All of our lives would be enriched by investing in transformational and empowering educational opportunities for Black children. They’re so special, so resourceful, so creative, so capable of greatness and so deserving of so much more than what CPS has ever conceded to give them.

In 1963, more than 900,000 students were enrolled in the Chicago public school system. In response to the Freedom Day protest, CPS conceded to release its racial breakdown for the first time that year: 50.8% of students were Black, 46.2% were white and 3% were other races. 

Now, according to CPS, their district-wide enrollment for the current 2021-2022 school year is 330,411. Only 10.8% of students are white, 36% are Black, 46.6% are latino, and other races account for 6.6% of students. The dramatic and continued exodus of white children from CPS underscores the fact that white parents in the North have always been just as resistant to integration as white parents in the South.

Southern Black migrants who relocated to Chicago seeking sanctuary from racial strife during the Great Migration found that northern whites hadn’t really embraced integration so much as they had embraced opportunities to reap benefits from and reengineer the exploitation of Black bodies, labor and votes. 

Thanks in part to King’s “Open Housing” campaign, white Chicago residents don’t violently attack Black people for moving into their racially restrictive neighborhoods anymore. But according to a report titled “Still Separate, Still Unequal,” released in 2013 by the Chicago Teachers Union (CTU), “segregation of Black students in Chicago Public Schools has worsened even as segregation of Black residents across the city has mildly fallen.”


CPS and the city of Chicago must accept corporate culpability for cultivating the conditions wherein majority Black and low-income school populations are the very same populations that are most vulnerable to the omicron variant, gun violence, police violence, asthma, joblessness, underemployment, homelessness, school closures, opioid overdose, infant mortality, maternal morbidity, cancer, heart disease, diabetes, voter suppression and everything else ailing this city.

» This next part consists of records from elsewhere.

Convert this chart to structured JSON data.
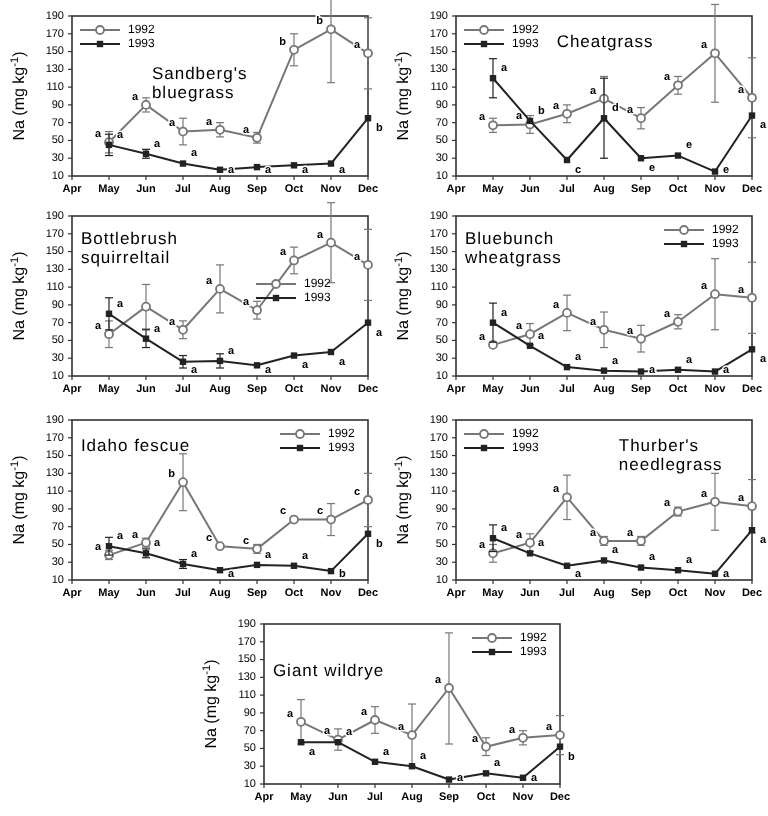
{
  "chart_data": [
    {
      "type": "line",
      "title": "Sandberg's bluegrass",
      "ylabel": "Na (mg kg$^{-1}$)",
      "categories": [
        "Apr",
        "May",
        "Jun",
        "Jul",
        "Aug",
        "Sep",
        "Oct",
        "Nov",
        "Dec"
      ],
      "ylim": [
        10,
        190
      ],
      "yticks": [
        10,
        30,
        50,
        70,
        90,
        110,
        130,
        150,
        170,
        190
      ],
      "legend": "top left",
      "series": [
        {
          "name": "1992",
          "color": "#777777",
          "marker": "circle",
          "values": [
            null,
            48,
            90,
            60,
            62,
            53,
            152,
            175,
            148
          ],
          "errors": [
            null,
            12,
            8,
            15,
            8,
            6,
            18,
            60,
            40
          ],
          "value_labels": [
            null,
            "a",
            "a",
            "a",
            "a",
            "a",
            "b",
            "b",
            "a"
          ]
        },
        {
          "name": "1993",
          "color": "#222222",
          "marker": "square",
          "values": [
            null,
            45,
            35,
            24,
            17,
            20,
            22,
            24,
            75
          ],
          "errors": [
            null,
            12,
            5,
            null,
            null,
            null,
            null,
            null,
            null
          ],
          "value_labels": [
            null,
            "a",
            "a",
            "a",
            "a",
            "a",
            "a",
            "a",
            "b"
          ]
        }
      ]
    },
    {
      "type": "line",
      "title": "Cheatgrass",
      "ylabel": "Na (mg kg$^{-1}$)",
      "categories": [
        "Apr",
        "May",
        "Jun",
        "Jul",
        "Aug",
        "Sep",
        "Oct",
        "Nov",
        "Dec"
      ],
      "ylim": [
        10,
        190
      ],
      "yticks": [
        10,
        30,
        50,
        70,
        90,
        110,
        130,
        150,
        170,
        190
      ],
      "legend": "top left",
      "series": [
        {
          "name": "1992",
          "color": "#777777",
          "marker": "circle",
          "values": [
            null,
            67,
            68,
            80,
            97,
            75,
            112,
            148,
            98
          ],
          "errors": [
            null,
            8,
            10,
            10,
            25,
            12,
            10,
            55,
            45
          ],
          "value_labels": [
            null,
            "a",
            "a",
            "a",
            "a",
            "a",
            "a",
            "a",
            "a"
          ]
        },
        {
          "name": "1993",
          "color": "#222222",
          "marker": "square",
          "values": [
            null,
            120,
            72,
            28,
            75,
            30,
            33,
            15,
            78
          ],
          "errors": [
            null,
            22,
            null,
            null,
            45,
            null,
            null,
            null,
            null
          ],
          "value_labels": [
            null,
            "a",
            "b",
            "c",
            "d",
            "e",
            "e",
            "e",
            "a"
          ]
        }
      ]
    },
    {
      "type": "line",
      "title": "Bottlebrush squirreltail",
      "ylabel": "Na (mg kg$^{-1}$)",
      "categories": [
        "Apr",
        "May",
        "Jun",
        "Jul",
        "Aug",
        "Sep",
        "Oct",
        "Nov",
        "Dec"
      ],
      "ylim": [
        10,
        190
      ],
      "yticks": [
        10,
        30,
        50,
        70,
        90,
        110,
        130,
        150,
        170,
        190
      ],
      "legend": "right",
      "series": [
        {
          "name": "1992",
          "color": "#777777",
          "marker": "circle",
          "values": [
            null,
            57,
            88,
            62,
            108,
            84,
            140,
            160,
            135
          ],
          "errors": [
            null,
            15,
            25,
            10,
            27,
            10,
            15,
            45,
            40
          ],
          "value_labels": [
            null,
            "a",
            null,
            "a",
            "a",
            "a",
            "a",
            "a",
            "a"
          ]
        },
        {
          "name": "1993",
          "color": "#222222",
          "marker": "square",
          "values": [
            null,
            80,
            52,
            26,
            27,
            22,
            33,
            37,
            70
          ],
          "errors": [
            null,
            18,
            10,
            7,
            8,
            null,
            null,
            null,
            null
          ],
          "value_labels": [
            null,
            "a",
            "a",
            "a",
            "a",
            "a",
            "a",
            "a",
            "a"
          ]
        }
      ]
    },
    {
      "type": "line",
      "title": "Bluebunch wheatgrass",
      "ylabel": "Na (mg kg$^{-1}$)",
      "categories": [
        "Apr",
        "May",
        "Jun",
        "Jul",
        "Aug",
        "Sep",
        "Oct",
        "Nov",
        "Dec"
      ],
      "ylim": [
        10,
        190
      ],
      "yticks": [
        10,
        30,
        50,
        70,
        90,
        110,
        130,
        150,
        170,
        190
      ],
      "legend": "top right",
      "series": [
        {
          "name": "1992",
          "color": "#777777",
          "marker": "circle",
          "values": [
            null,
            45,
            57,
            81,
            62,
            52,
            71,
            102,
            98
          ],
          "errors": [
            null,
            null,
            12,
            20,
            20,
            15,
            8,
            40,
            40
          ],
          "value_labels": [
            null,
            "a",
            "a",
            "a",
            "a",
            "a",
            "a",
            "a",
            "a"
          ]
        },
        {
          "name": "1993",
          "color": "#222222",
          "marker": "square",
          "values": [
            null,
            70,
            44,
            20,
            16,
            15,
            17,
            15,
            40
          ],
          "errors": [
            null,
            22,
            null,
            null,
            null,
            null,
            null,
            null,
            null
          ],
          "value_labels": [
            null,
            "a",
            "a",
            "a",
            "a",
            "a",
            "a",
            "a",
            "a"
          ]
        }
      ]
    },
    {
      "type": "line",
      "title": "Idaho fescue",
      "ylabel": "Na (mg kg$^{-1}$)",
      "categories": [
        "Apr",
        "May",
        "Jun",
        "Jul",
        "Aug",
        "Sep",
        "Oct",
        "Nov",
        "Dec"
      ],
      "ylim": [
        10,
        190
      ],
      "yticks": [
        10,
        30,
        50,
        70,
        90,
        110,
        130,
        150,
        170,
        190
      ],
      "legend": "top right",
      "series": [
        {
          "name": "1992",
          "color": "#777777",
          "marker": "circle",
          "values": [
            null,
            38,
            52,
            120,
            48,
            45,
            78,
            78,
            100
          ],
          "errors": [
            null,
            5,
            5,
            32,
            null,
            5,
            null,
            18,
            30
          ],
          "value_labels": [
            null,
            "a",
            "a",
            "b",
            "c",
            "c",
            "c",
            "c",
            "c"
          ]
        },
        {
          "name": "1993",
          "color": "#222222",
          "marker": "square",
          "values": [
            null,
            48,
            40,
            28,
            21,
            27,
            26,
            20,
            62
          ],
          "errors": [
            null,
            10,
            5,
            5,
            null,
            null,
            null,
            null,
            null
          ],
          "value_labels": [
            null,
            "a",
            "a",
            "a",
            "a",
            "a",
            "a",
            "b",
            "b"
          ]
        }
      ]
    },
    {
      "type": "line",
      "title": "Thurber's needlegrass",
      "ylabel": "Na (mg kg$^{-1}$)",
      "categories": [
        "Apr",
        "May",
        "Jun",
        "Jul",
        "Aug",
        "Sep",
        "Oct",
        "Nov",
        "Dec"
      ],
      "ylim": [
        10,
        190
      ],
      "yticks": [
        10,
        30,
        50,
        70,
        90,
        110,
        130,
        150,
        170,
        190
      ],
      "legend": "top left",
      "series": [
        {
          "name": "1992",
          "color": "#777777",
          "marker": "circle",
          "values": [
            null,
            40,
            52,
            103,
            54,
            54,
            87,
            98,
            93
          ],
          "errors": [
            null,
            10,
            10,
            25,
            5,
            5,
            5,
            32,
            30
          ],
          "value_labels": [
            null,
            "a",
            "a",
            "a",
            "a",
            "a",
            "a",
            "a",
            "a"
          ]
        },
        {
          "name": "1993",
          "color": "#222222",
          "marker": "square",
          "values": [
            null,
            57,
            40,
            26,
            32,
            24,
            21,
            17,
            66
          ],
          "errors": [
            null,
            15,
            null,
            null,
            null,
            null,
            null,
            null,
            null
          ],
          "value_labels": [
            null,
            "a",
            "a",
            "a",
            "a",
            "a",
            "a",
            "a",
            "a"
          ]
        }
      ]
    },
    {
      "type": "line",
      "title": "Giant wildrye",
      "ylabel": "Na (mg kg$^{-1}$)",
      "categories": [
        "Apr",
        "May",
        "Jun",
        "Jul",
        "Aug",
        "Sep",
        "Oct",
        "Nov",
        "Dec"
      ],
      "ylim": [
        10,
        190
      ],
      "yticks": [
        10,
        30,
        50,
        70,
        90,
        110,
        130,
        150,
        170,
        190
      ],
      "legend": "top right",
      "series": [
        {
          "name": "1992",
          "color": "#777777",
          "marker": "circle",
          "values": [
            null,
            80,
            60,
            82,
            65,
            118,
            52,
            62,
            65
          ],
          "errors": [
            null,
            25,
            12,
            15,
            35,
            [
              55,
              180
            ],
            10,
            8,
            22
          ],
          "value_labels": [
            null,
            "a",
            "a",
            "a",
            "a",
            "a",
            "a",
            "a",
            "a"
          ]
        },
        {
          "name": "1993",
          "color": "#222222",
          "marker": "square",
          "values": [
            null,
            57,
            57,
            35,
            30,
            15,
            22,
            17,
            52
          ],
          "value_labels": [
            null,
            "a",
            "a",
            "a",
            "a",
            "a",
            "a",
            "a",
            "b"
          ]
        }
      ]
    }
  ]
}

Implementing metrics to temporarily convert individual schools to remote learning doesn’t fully address the larger systemic issues at hand. Black poor students, teachers and their families are not only disproportionately endangered by a return to in-person instruction, but they’re also disproportionately disrupted by remote learning due to things such as internet and childcare insecurity. It’s a Catch-22 situation. 

If Lightfoot and CPS are going to implement metrics to do anything, they ought to be implementing metrics to eradicate childhood poverty. There can be no safe return to schools for students living in unsafe homes and communities. As long as slums exist, slum schools — whether physical or virtual — will persist in producing a permanent undereducated underclass.

On this King Day, Chicago, let us not forget that schoolchildren here inspired him to spend his final years organizing to abolish poverty and all the immoralities that come with it. So that no child would have to grow up in the type of housing he moved his children into on the West Side of Chicago.

The assignment he left us was clear, revolutionaries. Now it is up to us to do the work.

(Black Ancestors Here Healing Society) is a Chicago-based raptivist and revolutionary, nationally known for making sedition irresistible through her art, activism and advocacy.